Son olarak, S-400 ve F-35 meselesiyle alakalı olarak bazı kaynaklar işlerin biraz sakinleştiğini ve ABD ile uzlaşma sağlanabileceğini belirtiyorlar. Diğer yandan Suriye'de yine bizleri üzen bazı gelişmeler oldu. Suriye ordusunun Türk ordusunu provoke eden hareketleri var. Türk askerini şehit eden teröristlerin de gerginliği tırmandırdığı görülüyor. Suriye'yi Rusya, bölgedeki terör unsurlarını de ABD destekliyor diyebilirim. Bu durum, Ortadoğu'da "gayri nizami bir dış politika" uygulandığı görüşümü güçlendiriyor.

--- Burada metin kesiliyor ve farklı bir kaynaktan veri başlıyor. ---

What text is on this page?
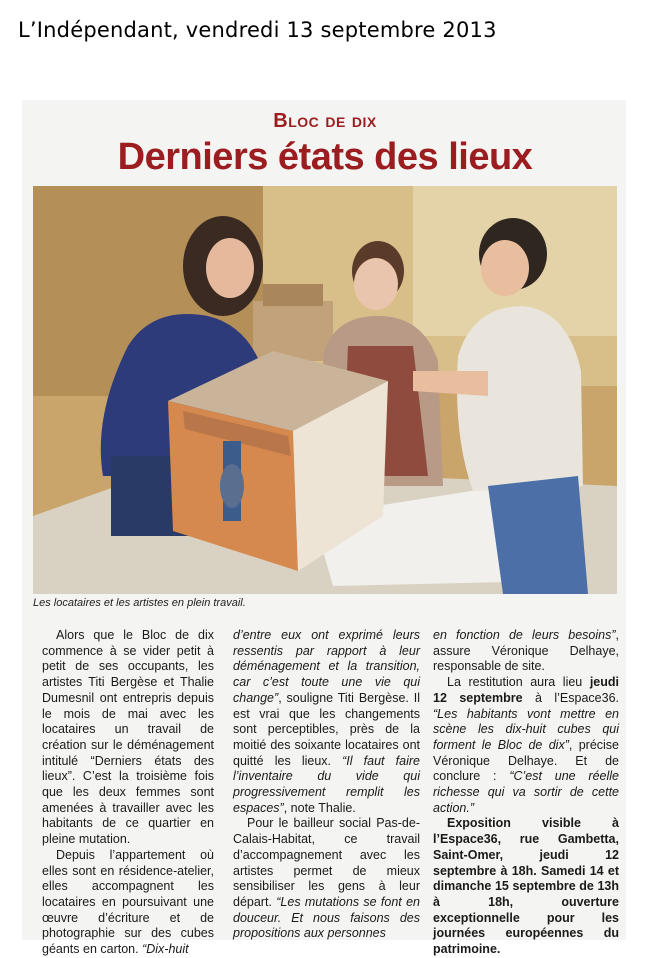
L’Indépendant, vendredi 13 septembre 2013
Bloc de dix
Derniers états des lieux
Les locataires et les artistes en plein travail.

Alors que le Bloc de dix commence à se vider petit à petit de ses occupants, les artistes Titi Bergèse et Thalie Dumesnil ont entrepris depuis le mois de mai avec les locataires un travail de création sur le déménagement intitulé “Derniers états des lieux”. C’est la troisième fois que les deux femmes sont amenées à travailler avec les habitants de ce quartier en pleine mutation.

Depuis l’appartement où elles sont en résidence-atelier, elles accompagnent les locataires en poursuivant une œuvre d’écriture et de photographie sur des cubes géants en carton. “Dix-huit

d’entre eux ont exprimé leurs ressentis par rapport à leur déménagement et la transition, car c’est toute une vie qui change”, souligne Titi Bergèse. Il est vrai que les changements sont perceptibles, près de la moitié des soixante locataires ont quitté les lieux. “Il faut faire l’inventaire du vide qui progressivement remplit les espaces”, note Thalie.

Pour le bailleur social Pas-de-Calais-Habitat, ce travail d’accompagnement avec les artistes permet de mieux sensibiliser les gens à leur départ. “Les mutations se font en douceur. Et nous faisons des propositions aux personnes

en fonction de leurs besoins”, assure Véronique Delhaye, responsable de site.

La restitution aura lieu jeudi 12 septembre à l’Espace36. “Les habitants vont mettre en scène les dix-huit cubes qui forment le Bloc de dix”, précise Véronique Delhaye. Et de conclure : “C’est une réelle richesse qui va sortir de cette action.”

Exposition visible à l’Espace36, rue Gambetta, Saint-Omer, jeudi 12 septembre à 18h. Samedi 14 et dimanche 15 septembre de 13h à 18h, ouverture exceptionnelle pour les journées européennes du patrimoine.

Son olarak ABD'nin Doğu Akdeniz'de Türkiye'nin doğalgaz arama faaliyetlerini "kışkırtıcı" bulan bir açıklamasına şahit olduk. Demek ki buraya savaş gemilerini de gönderebilir. ABD ile Türkiye'nin arası giderek açılıyor diyebilirim. Her geçen süre yeni bir sorunun eklenmesine sebep oluyor ve maalesef daha önceki sorunlardan hiçbiri de henüz çözümle sonuçlanmadı.